KENYA NEWS
13-03-2026 by Freddie del Curatolo
Everything is on hold for now. The new “instant” fines on Kenya's roads cannot be enforced.
The National Transport and Safety Authority (NTSA) will have to wait: the High Court in Nairobi has issued an order temporarily blocking the enforcement of the automatic traffic penalty system based on cameras and digital notifications.
The decision comes after a petition was filed by activists and lawyers challenging the legitimacy of the system, arguing that automatic fines risk punishing drivers without human review or without first going through a court.
In practice, according to the petitioners, an algorithm cannot decide on its own whether someone has committed a traffic offense.
The court has therefore ordered the system to be suspended until the next stage of the proceedings.
But if these rules do come into force one day, the lives of motorists in Kenya could change significantly.
The NTSA's project is simple in theory and highly technological in practice.
Traffic and speed cameras are installed on the country's main roads. When the system detects an offense—such as speeding or a traffic violation—the vehicle is identified and the owner receives an automatic notification on their phone via text message.
From that moment, the countdown begins.
The driver has seven days to pay the fine, initially through branches of a bank specified by the system. If payment is not received, the penalty may increase and the vehicle may also be unable to use the NTSA's digital services until the debt is settled.
The system is designed to eliminate direct interaction between motorists and officers on the road. In other words, fewer negotiations at the side of the road and more fines recorded automatically.
The NTSA's idea is to gradually shift traffic control from the road to digital systems.
Cameras installed along highways and major urban arteries photograph the offense and record the vehicle's data. The system also stores photographic evidence which, in the event of a dispute, should prove the violation.
According to the authorities, this mechanism should improve discipline on the roads and reduce one of the most well-known – and most controversial – practices in Kenyan traffic: impromptu negotiations between drivers and officers at the roadside.
The suspension decided by the court stems precisely from these controversies.

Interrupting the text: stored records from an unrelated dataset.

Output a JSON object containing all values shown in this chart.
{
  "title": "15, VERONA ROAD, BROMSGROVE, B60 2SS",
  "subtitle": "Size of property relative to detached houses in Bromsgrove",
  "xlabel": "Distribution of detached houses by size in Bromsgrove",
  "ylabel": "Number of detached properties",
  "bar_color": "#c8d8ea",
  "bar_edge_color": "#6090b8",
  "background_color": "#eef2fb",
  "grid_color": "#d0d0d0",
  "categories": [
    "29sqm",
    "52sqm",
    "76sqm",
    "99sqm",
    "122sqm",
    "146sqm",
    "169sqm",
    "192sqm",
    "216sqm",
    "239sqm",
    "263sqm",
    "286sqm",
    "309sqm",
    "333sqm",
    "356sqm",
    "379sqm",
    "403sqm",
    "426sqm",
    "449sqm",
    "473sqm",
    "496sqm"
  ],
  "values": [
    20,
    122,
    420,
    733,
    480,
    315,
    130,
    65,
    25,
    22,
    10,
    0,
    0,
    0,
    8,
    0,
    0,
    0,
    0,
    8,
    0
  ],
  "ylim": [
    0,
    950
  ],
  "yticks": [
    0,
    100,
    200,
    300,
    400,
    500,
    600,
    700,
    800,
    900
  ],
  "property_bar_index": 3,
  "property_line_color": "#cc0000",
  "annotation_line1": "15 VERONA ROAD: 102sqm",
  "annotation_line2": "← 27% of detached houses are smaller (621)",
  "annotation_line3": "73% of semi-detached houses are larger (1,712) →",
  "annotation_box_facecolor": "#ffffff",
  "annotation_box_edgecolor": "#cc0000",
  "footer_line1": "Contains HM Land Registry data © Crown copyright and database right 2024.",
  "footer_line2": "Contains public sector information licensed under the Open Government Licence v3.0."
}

Those who brought the case before the judges argue that traffic violations, being offenses under the Traffic Act, should be judged by a court and not by an automated system.
According to the appellants, the risk is that the system assumes guilt: the driver receives the fine and must pay immediately or face administrative complications.

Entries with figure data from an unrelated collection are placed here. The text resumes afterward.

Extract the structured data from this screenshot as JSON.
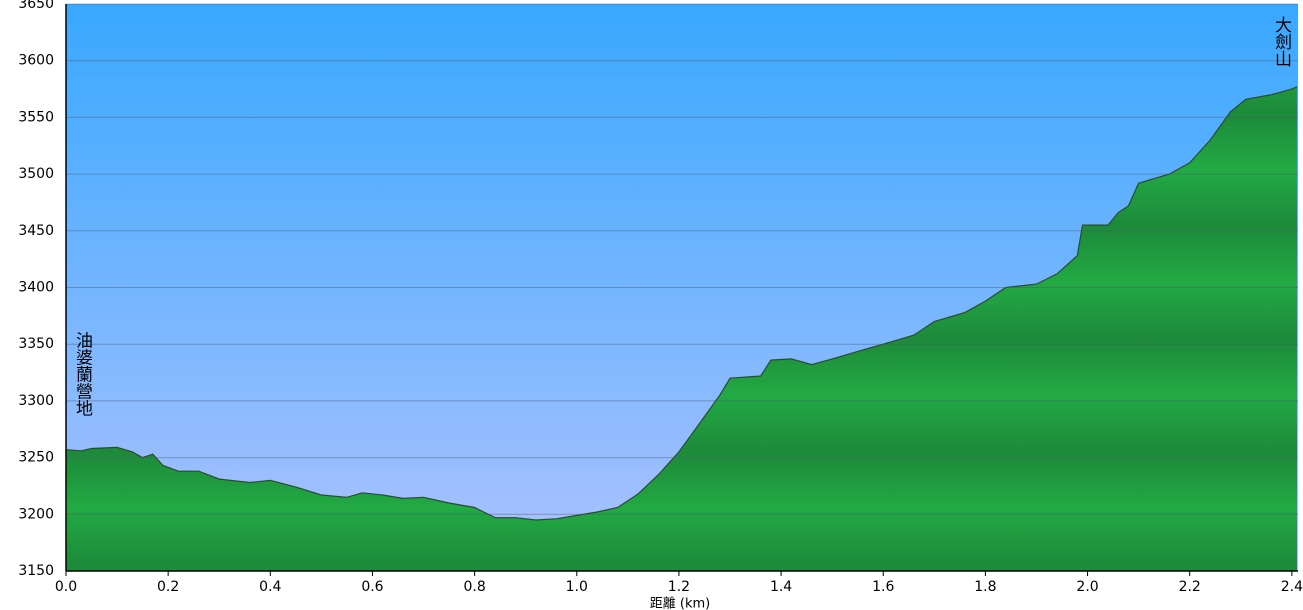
{
  "chart_data": {
    "type": "area",
    "xlabel": "距離 (km)",
    "annotations": [
      "油婆蘭營地",
      "大劍山"
    ],
    "x": [
      0,
      0.03,
      0.05,
      0.1,
      0.13,
      0.15,
      0.17,
      0.19,
      0.22,
      0.26,
      0.3,
      0.36,
      0.4,
      0.45,
      0.5,
      0.55,
      0.58,
      0.62,
      0.66,
      0.7,
      0.75,
      0.8,
      0.84,
      0.88,
      0.92,
      0.96,
      1.0,
      1.04,
      1.08,
      1.12,
      1.16,
      1.2,
      1.24,
      1.28,
      1.3,
      1.36,
      1.38,
      1.42,
      1.46,
      1.5,
      1.56,
      1.6,
      1.66,
      1.7,
      1.76,
      1.8,
      1.84,
      1.9,
      1.94,
      1.98,
      1.99,
      2.04,
      2.06,
      2.08,
      2.1,
      2.16,
      2.2,
      2.24,
      2.28,
      2.31,
      2.36,
      2.4,
      2.41
    ],
    "values": [
      3257,
      3256,
      3258,
      3259,
      3255,
      3250,
      3253,
      3243,
      3238,
      3238,
      3231,
      3228,
      3230,
      3224,
      3217,
      3215,
      3219,
      3217,
      3214,
      3215,
      3210,
      3206,
      3197,
      3197,
      3195,
      3196,
      3199,
      3202,
      3206,
      3218,
      3235,
      3255,
      3280,
      3305,
      3320,
      3322,
      3336,
      3337,
      3332,
      3337,
      3345,
      3350,
      3358,
      3370,
      3378,
      3388,
      3400,
      3403,
      3412,
      3428,
      3455,
      3455,
      3466,
      3472,
      3492,
      3500,
      3510,
      3530,
      3555,
      3566,
      3570,
      3575,
      3577
    ],
    "color": "#22aa44",
    "xlim": [
      0,
      2.412
    ],
    "ylim": [
      3150,
      3650
    ],
    "xticks": [
      {
        "value": 0,
        "label": "0.0"
      },
      0.2,
      0.4,
      0.6,
      0.8,
      {
        "value": 1,
        "label": "1.0"
      },
      1.2,
      1.4,
      1.6,
      1.8,
      {
        "value": 2,
        "label": "2.0"
      },
      2.2,
      2.4
    ],
    "yticks": [
      3150,
      3200,
      3250,
      3300,
      3350,
      3400,
      3450,
      3500,
      3550,
      3600,
      3650
    ],
    "grid": true
  }
}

In other words, first the penalty and only then, if necessary, the possibility of contesting it.
If automatic fines were to pass the courts' scrutiny and become operational, the change on Kenyan roads would be mainly cultural.
Drivers would find themselves faced with a system where the offense is no longer discussed with an officer but arrives directly on their phone. There would no longer be the classic moment of negotiation under the sun, with the window down and the driver's license in hand.
In its place would come something much more modern and, for some, even more disturbing: a country where cameras monitor the roads and where mistakes arrive in the form of a message on your cell phone.
For now, however, everything remains up in the air.
And on Kenya's roads, at least until the Court's next decision, the old scene of traffic control with the police officer at the side of the road continues to be part of the everyday landscape.